WASHINGTON – An appeals court considering whether Guantanamo Bay detainees have U.S. constitutional rights said Friday that it will not accept arguments by seven retired federal judges who oppose a new U.S. anti-terrorism law.
The U.S. Court of Appeals for the District of Columbia Circuit is examining whether so-called enemy combatants should be allowed to challenge their detention in U.S. courts. President George W. Bush signed a law this fall forbidding such challenges and the Justice Department says detainees are not protected by the U.S. Constitution.
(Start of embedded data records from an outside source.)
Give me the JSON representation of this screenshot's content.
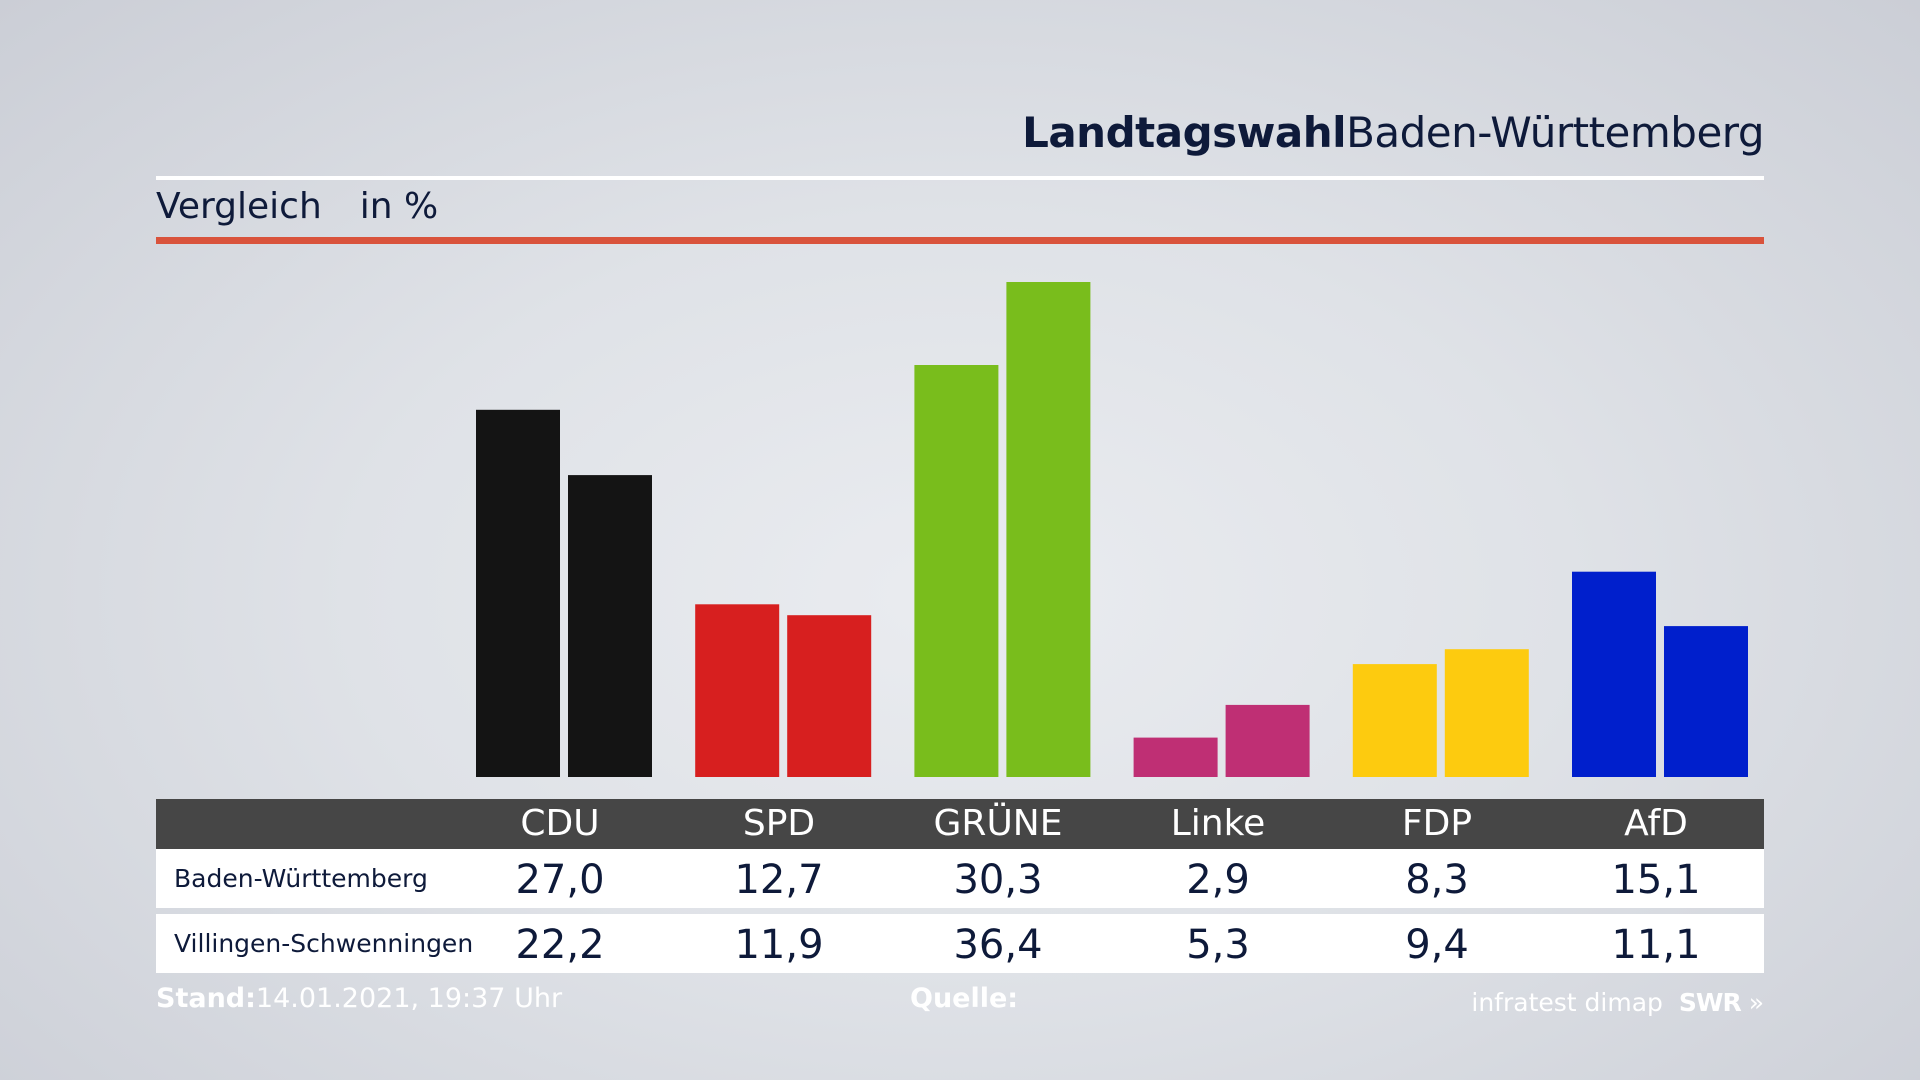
{
  "header": {
    "title_bold": "Landtagswahl",
    "title_regular": "Baden-Württemberg",
    "subtitle": "Vergleich",
    "unit": "in %"
  },
  "colors": {
    "accent_rule": "#d9533c",
    "table_header_bg": "#464646",
    "text": "#0e1a3a"
  },
  "chart_data": {
    "type": "bar",
    "title": "Landtagswahl Baden-Württemberg",
    "subtitle": "Vergleich",
    "ylabel": "in %",
    "categories": [
      "CDU",
      "SPD",
      "GRÜNE",
      "Linke",
      "FDP",
      "AfD"
    ],
    "category_colors": [
      "#141414",
      "#d71f1f",
      "#79bd1c",
      "#bf2f74",
      "#fdcb0f",
      "#001fcc"
    ],
    "series": [
      {
        "name": "Baden-Württemberg",
        "values": [
          27.0,
          12.7,
          30.3,
          2.9,
          8.3,
          15.1
        ]
      },
      {
        "name": "Villingen-Schwenningen",
        "values": [
          22.2,
          11.9,
          36.4,
          5.3,
          9.4,
          11.1
        ]
      }
    ],
    "ylim": [
      0,
      36.4
    ],
    "grid": false,
    "legend": "table-below"
  },
  "table": {
    "columns": [
      "CDU",
      "SPD",
      "GRÜNE",
      "Linke",
      "FDP",
      "AfD"
    ],
    "rows": [
      {
        "label": "Baden-Württemberg",
        "values": [
          "27,0",
          "12,7",
          "30,3",
          "2,9",
          "8,3",
          "15,1"
        ]
      },
      {
        "label": "Villingen-Schwenningen",
        "values": [
          "22,2",
          "11,9",
          "36,4",
          "5,3",
          "9,4",
          "11,1"
        ]
      }
    ]
  },
  "footer": {
    "stand_label": "Stand:",
    "stand_value": "14.01.2021, 19:37 Uhr",
    "quelle_label": "Quelle:",
    "source_name": "infratest dimap",
    "brand": "SWR"
  }
}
Seven federal judges from both political parties filed friend-of-the-court briefs in November urging the appeals court to declare key parts of the new law unconstitutional. They said the law, which sets up military commissions to hear terror cases, "challenges the integrity of our judicial system" and effectively sanctions the use of torture.
In a 2-1 decision Friday, a panel of the U.S. Court of Appeals for the District of Columbia Circuit said it would not accept that brief on a legal technicality, saying the title "judge" should not be used to describe former judges in legal proceedings.
The panel's more conservative judges, David B. Sentelle and A. Raymond Randolph, issued the opinion with Judge Judith W. Rogers, an appointee of President Bill Clinton, dissenting.
Carl Tobias, a University of Richmond law professor, said it is unusual for such briefs to be rejected. He said the ruling could indicate a decision in the detainee case is near.